In questa tristissima condizione trovò negli ultimi anni della sua vita rifugio a Ravenna, ospite del signore della città, Guido da Polenta. Nella città che fu capitale dell’impero bizantino, il Sommo Poeta trascorsi alcuni anni di relativa serenità nei quali riuscì a completare la sua celeberrima opera, la Divina Commedia.
Dante a Ravenna
A Ravenna, in via Guido da Polenta, è possibile oggi visitare la casa che fu di Dante e il museo a lui dedicato. Nelle immediate vicinanze, sono custodite le sue ossa, in un tempio che fu progettato a fine Settecento da Camillo Morigia.
Tutta insieme tale area viene definita “Zona del silenzio”, un omaggio e un tributo che la città di Ravenna ha voluto riservare al più grande poeta del nostro Paese. Ma non solo.
Da alcuni anni a questa parte, ogni giorno viene celebrato e ricordato Dante con la lettura della sua opera.

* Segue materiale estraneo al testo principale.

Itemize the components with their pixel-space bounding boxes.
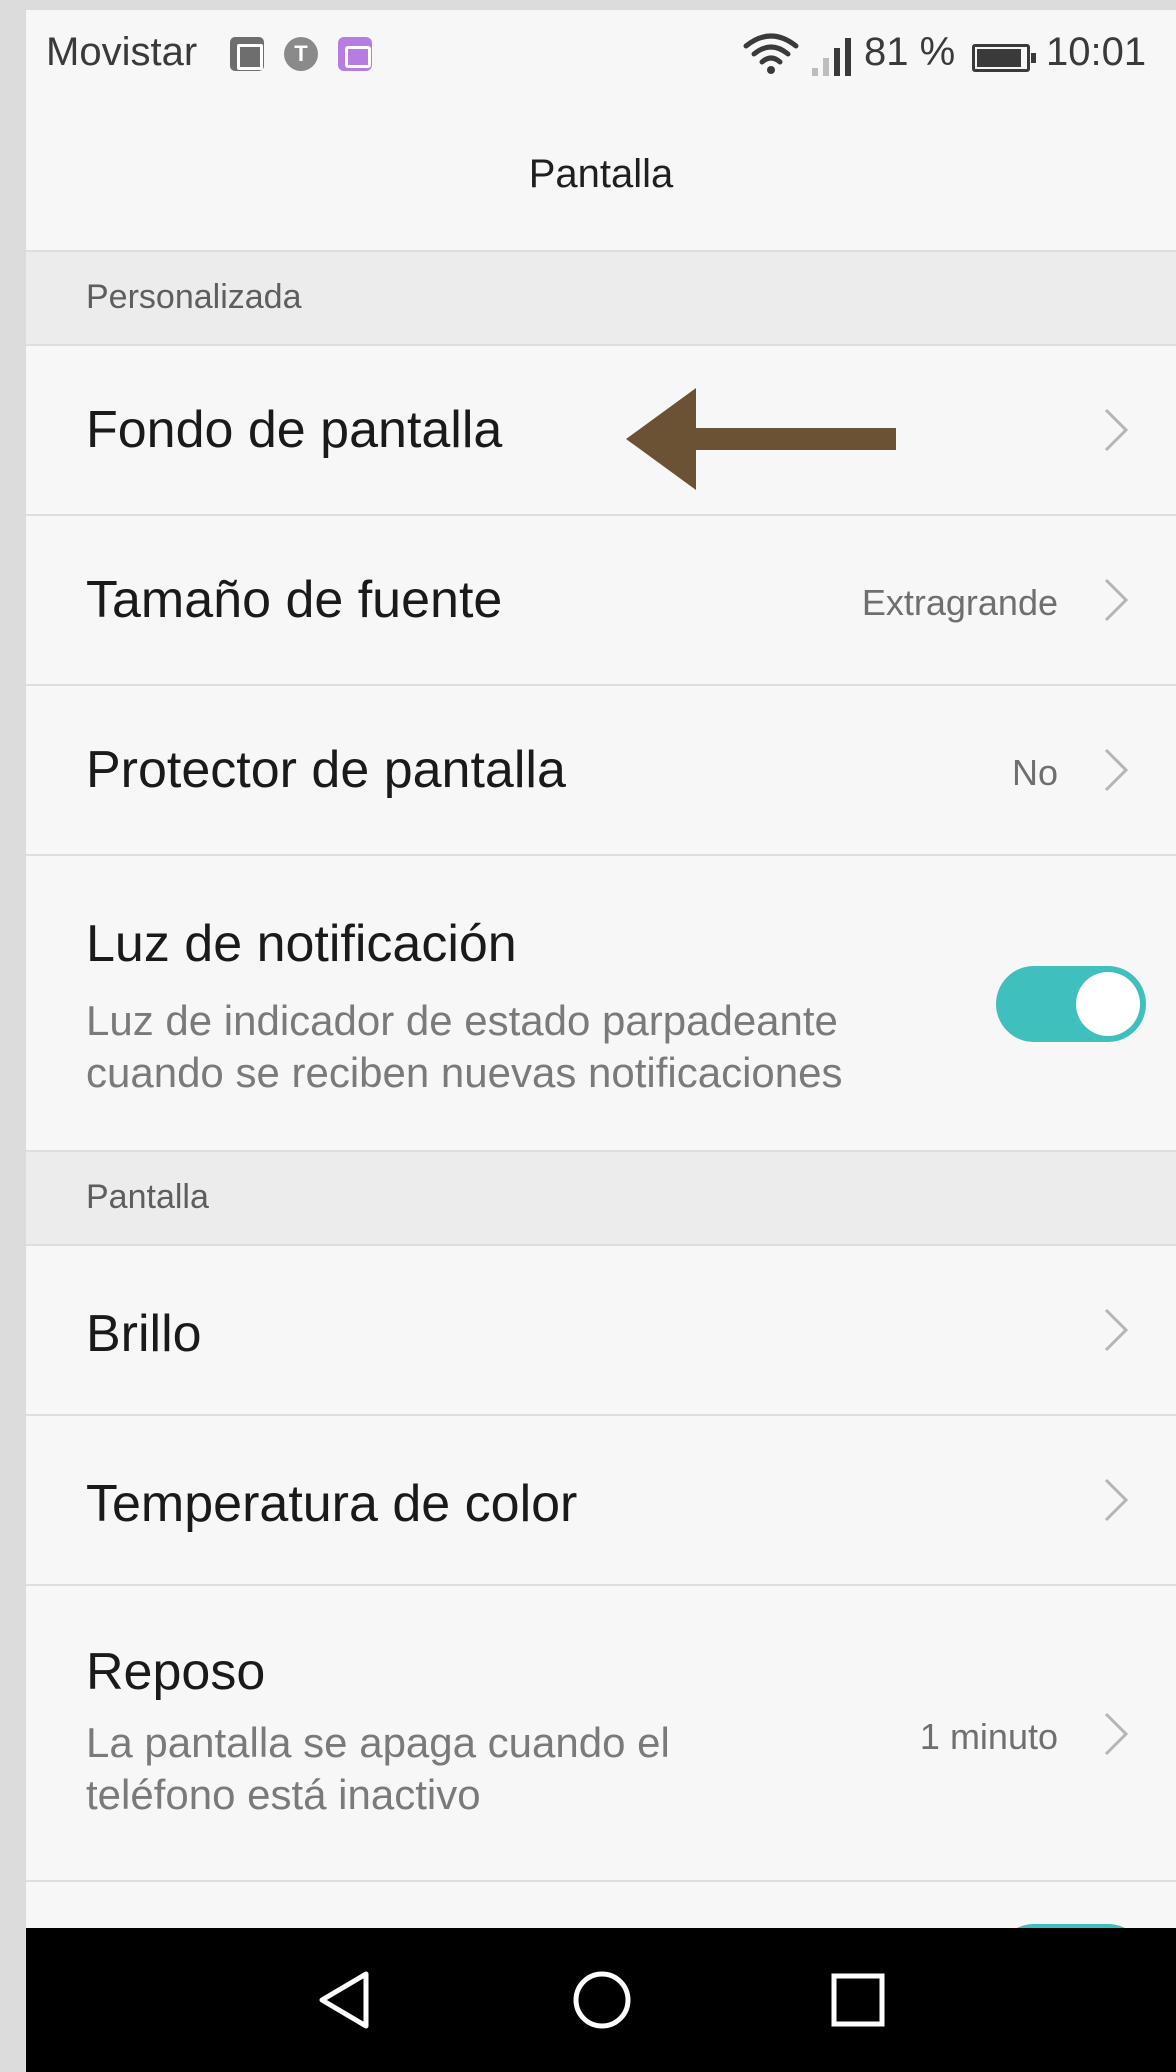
recents-icon[interactable] [826, 1968, 890, 2032]
chat-icon [338, 37, 372, 71]
row-subtitle-line2: teléfono está inactivo [86, 1771, 481, 1818]
home-icon[interactable] [570, 1968, 634, 2032]
navigation-bar [26, 1928, 1176, 2072]
row-title: Temperatura de color [86, 1475, 578, 1533]
battery-icon [972, 44, 1036, 72]
back-icon[interactable] [314, 1968, 378, 2032]
row-protector-de-pantalla[interactable]: Protector de pantalla No [26, 686, 1176, 856]
chevron-right-icon [1104, 1712, 1129, 1756]
chevron-right-icon [1104, 748, 1129, 792]
chevron-right-icon [1104, 578, 1129, 622]
row-subtitle-line1: Luz de indicador de estado parpadeante [86, 997, 838, 1044]
row-title: Protector de pantalla [86, 741, 566, 799]
row-subtitle-line1: La pantalla se apaga cuando el [86, 1719, 670, 1766]
row-reposo[interactable]: Reposo La pantalla se apaga cuando el te… [26, 1586, 1176, 1882]
row-subtitle-line2: cuando se reciben nuevas notificaciones [86, 1049, 843, 1096]
chevron-right-icon [1104, 1308, 1129, 1352]
phone-screen: Movistar T 81 % 10:01 Pantalla Personali… [26, 10, 1176, 2072]
status-bar: Movistar T 81 % 10:01 [26, 10, 1176, 96]
row-brillo[interactable]: Brillo [26, 1246, 1176, 1416]
row-temperatura-de-color[interactable]: Temperatura de color [26, 1416, 1176, 1586]
font-size-value: Extragrande [861, 582, 1058, 623]
signal-icon [812, 38, 851, 76]
row-fondo-de-pantalla[interactable]: Fondo de pantalla [26, 346, 1176, 516]
row-tamano-de-fuente[interactable]: Tamaño de fuente Extragrande [26, 516, 1176, 686]
chevron-right-icon [1104, 408, 1129, 452]
row-title: Tamaño de fuente [86, 571, 503, 629]
sleep-value: 1 minuto [919, 1716, 1058, 1757]
t-icon: T [284, 37, 318, 71]
section-label: Personalizada [86, 278, 302, 316]
chevron-right-icon [1104, 1478, 1129, 1522]
section-header-personalizada: Personalizada [26, 252, 1176, 346]
carrier-name: Movistar [46, 30, 198, 74]
battery-percent: 81 % [864, 30, 956, 74]
row-title: Fondo de pantalla [86, 401, 503, 459]
row-title: Reposo [86, 1643, 266, 1701]
app-bar: Pantalla [26, 96, 1176, 252]
page-title: Pantalla [528, 152, 674, 196]
row-title: Brillo [86, 1305, 202, 1363]
wifi-icon [743, 33, 799, 74]
toggle-knob [1076, 972, 1140, 1036]
row-luz-de-notificacion[interactable]: Luz de notificación Luz de indicador de … [26, 856, 1176, 1152]
screensaver-value: No [1011, 752, 1058, 793]
section-header-pantalla: Pantalla [26, 1152, 1176, 1246]
section-label: Pantalla [86, 1178, 209, 1216]
annotation-arrow-icon [626, 388, 896, 490]
gallery-icon [230, 37, 264, 71]
clock: 10:01 [1046, 30, 1147, 74]
row-title: Luz de notificación [86, 915, 517, 973]
notification-light-toggle[interactable] [996, 966, 1146, 1042]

La lettura perpetua della Divina Commedia
L’iniziativa si chiama “L’ora che volge al disio” e prevede la lettura alle ore 18:00 di ogni giorno (escluso il giorno di Natale) di un canto della Divina Commedia. Ravennati, persone comuni o persone famose possono leggere l’opera a dimostrazione dell’universalità della stessa.
La lettura avviene nei pressi della tomba di Dante ed è molto suggestiva: oltre all’intensità dell’opera che tutti quanti noi conosciamo, il luogo sacro e la valenza dell’iniziativa rendono davvero suggestiva l’esperienza.
La prima lettura perpetua della Divina Commedia si è svolta il 13 settembre 2020 e il primo lettore fu l’allora sindaco di Ravenna; oggi, come anticipavo sopra, chiunque voglia può prenotarsi per tempo e leggere questi bellissimi versi in una dimensione unica. Maggiori informazioni sono disponibili sui canali ufficiali dell’iniziativa, VivaDante.
L’iniziativa si configura come un altro piccolo, ma grande tassello che testimonia la devozione della capitale italiana dei mosaici per il grande poeta fiorentino che qui riposa e che qui trascorse gli ultimi, ma un po’ più sereni anni della sua vita.
Accanto a iniziative istituzionali come questa che celebrano la figura di Dante Ravenna ospita anche forme di devozione più contemporanee, come ad esempio il murales di Kobra in via Mordani: un’esplosione di colori e vitalità si uniscono nel profilo di Dante, a dimostrazione che il poeta fa parlare e farsi apprezzare a distanza di secoli.